Mit dem angefochtenen Bescheid wies die belangte Behörde das Berufungsbegehren ab. Nach Wiedergabe des Verwaltungsgeschehens und von Auszügen des § 34 EStG 1988 führte die belangte Behörde aus, dass die Beschäftigung einer Haushaltshilfe im Haushalt berufstätiger Eheleute nur zu einer außergewöhnlichen Belastung führen könne, wenn beide Eheleute aus Gründen einer sonstigen Existenzgefährdung der Familie zum Unterhalt beitragen müssten oder eine Krankheit die Beschäftigung einer Haushaltshilfe notwendig werden lasse. Dies hänge "wohl damit zusammen, dass das Verhalten der Steuerpflichtigen zu dem sie sich letztlich freiwillig entschlossen habe - vorliegend die Entscheidung für die Berufstätigkeit als Bundesbedienstete anstelle einer persönlichen Kinderbetreuung unter Ausschöpfung der Karenzzeit - zu keiner Zwangsläufigkeit des Aufwandes führt". Die Beschwerdeführerin habe über steuerpflichtige Bezüge in Höhe von rund 355.000 S (1999) und rund 361.000 S (2000) verfügt. Das steuerpflichtige Einkommen des Ehemannes habe im Jahr 1999 rund 110.500 DM betragen. In Anbetracht dieser Einkommensverhältnisse könne von einer Notwendigkeit der Berufstätigkeit beider Elternteile bei sonstiger Existenzgefährdung der Familie nicht die Rede sein. Überdies sei im Hinblick auf die Außergewöhnlichkeit einer Belastung anzuführen, dass die Belastung höher sein müsse als jene, die der Mehrzahl der Steuerpflichtigen gleicher Einkommensverhältnisse, gleicher Vermögensverhältnisse und gleichen Familienstandes erwachse. Die Einkommensverhältnisse der Beschwerdeführerin sowie deren Ehemannes würden die Beschäftigung einer Haushaltsgehilfin weder zwangsläufig noch außergewöhnlich erscheinen lassen, weil auch bei vergleichbaren Haushalten mit ähnlicher Vermögenslage die Beschäftigung einer Haushaltshilfe durchaus als üblich angesehen werden könne.

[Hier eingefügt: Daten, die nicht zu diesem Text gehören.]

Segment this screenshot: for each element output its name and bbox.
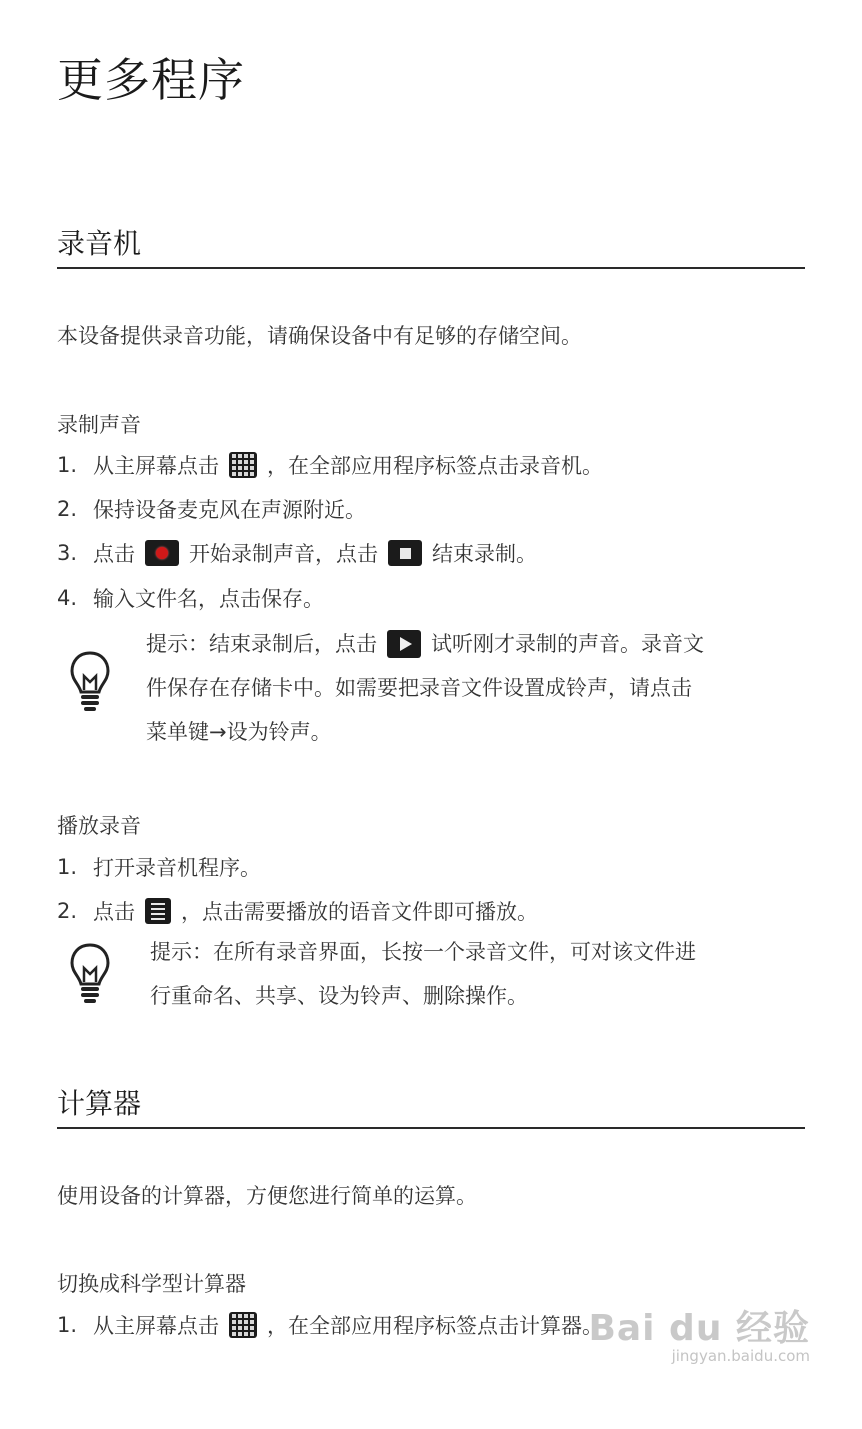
step-text: ，在全部应用程序标签点击录音机。 — [267, 454, 603, 478]
section-title-calculator: 计算器 — [57, 1087, 142, 1120]
step-text: 保持设备麦克风在声源附近。 — [93, 498, 366, 522]
watermark-brand: Bai du 经验 — [588, 1308, 810, 1349]
step-text: 结束录制。 — [432, 542, 537, 566]
menu-list-icon — [145, 898, 171, 924]
tip-text: 提示：在所有录音界面，长按一个录音文件，可对该文件进 — [150, 940, 696, 964]
tip-text: 件保存在存储卡中。如需要把录音文件设置成铃声，请点击 — [146, 676, 692, 700]
list-item — [57, 1310, 603, 1340]
page-title: 更多程序 — [57, 53, 245, 107]
list-item — [57, 538, 537, 568]
play-icon — [387, 630, 421, 658]
scientific-subtitle: 切换成科学型计算器 — [57, 1272, 246, 1296]
watermark-url: jingyan.baidu.com — [671, 1347, 810, 1365]
step-number: 1. — [57, 453, 78, 477]
step-text: 从主屏幕点击 — [93, 1314, 219, 1338]
step-number: 2. — [57, 497, 78, 521]
lightbulb-icon — [68, 650, 112, 716]
watermark — [588, 1300, 810, 1365]
step-text: ，点击需要播放的语音文件即可播放。 — [181, 900, 538, 924]
section-title-recorder: 录音机 — [57, 227, 142, 260]
step-text: 开始录制声音，点击 — [189, 542, 378, 566]
step-text: 打开录音机程序。 — [93, 856, 261, 880]
stop-icon — [388, 540, 422, 566]
apps-grid-icon — [229, 1312, 257, 1338]
step-number: 1. — [57, 855, 78, 879]
list-item — [57, 896, 538, 926]
play-subtitle: 播放录音 — [57, 814, 141, 838]
step-text: 点击 — [93, 900, 135, 924]
tip-text: 行重命名、共享、设为铃声、删除操作。 — [150, 984, 528, 1008]
tip-note — [150, 930, 800, 1018]
step-number: 1. — [57, 1313, 78, 1337]
tip-text: 提示：结束录制后，点击 — [146, 632, 377, 656]
step-text: 从主屏幕点击 — [93, 454, 219, 478]
step-number: 4. — [57, 586, 78, 610]
calculator-intro: 使用设备的计算器，方便您进行简单的运算。 — [57, 1184, 477, 1208]
apps-grid-icon — [229, 452, 257, 478]
tip-note — [146, 622, 796, 754]
section-divider — [57, 1127, 805, 1129]
tip-text: 试听刚才录制的声音。录音文 — [431, 632, 704, 656]
list-item — [57, 450, 603, 480]
step-text: 输入文件名，点击保存。 — [93, 587, 324, 611]
list-item — [57, 583, 324, 613]
record-icon — [145, 540, 179, 566]
list-item — [57, 494, 366, 524]
step-text: 点击 — [93, 542, 135, 566]
step-number: 2. — [57, 899, 78, 923]
tip-text: 菜单键→设为铃声。 — [146, 720, 332, 744]
step-number: 3. — [57, 541, 78, 565]
lightbulb-icon — [68, 942, 112, 1008]
section-divider — [57, 267, 805, 269]
recorder-intro: 本设备提供录音功能，请确保设备中有足够的存储空间。 — [57, 324, 582, 348]
list-item — [57, 852, 261, 882]
step-text: ，在全部应用程序标签点击计算器。 — [267, 1314, 603, 1338]
record-subtitle: 录制声音 — [57, 413, 141, 437]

Der Verwaltungsgerichtshof hat erwogen:
Gemäß § 34 Abs. 1 EStG 1988 sind bei der Ermittlung des Einkommens (§ 2 Abs. 2) eines unbeschränkt Steuerpflichtigen nach Abzug der Sonderausgaben (§ 18) außergewöhnliche Belastungen abzuziehen. Die Belastung muss außergewöhnlich sein, zwangsläufig erwachsen und die wirtschaftliche Leistungsfähigkeit wesentlich beeinträchtigen. Die Belastung darf weder Betriebsausgaben noch Werbungskosten noch Sonderausgaben sein.
Unterhaltsleistungen für ein Kind sind nach § 34 Abs. 7 Z 1 EStG 1988 in der im Beschwerdefall anzuwendenden Fassung des BG BGBl. I Nr. 79/1998 durch die Familienbeihilfe sowie gegebenenfalls den Kinderabsetzbetrag gemäß § 33 Abs. 4 Z 3 lit. a und c abgegolten, und zwar auch dann, wenn nicht der Steuerpflichtige selbst, sondern sein mit ihm im gemeinsamen Haushalt lebender (Ehe)Partner Anspruch auf diese Beträge hat.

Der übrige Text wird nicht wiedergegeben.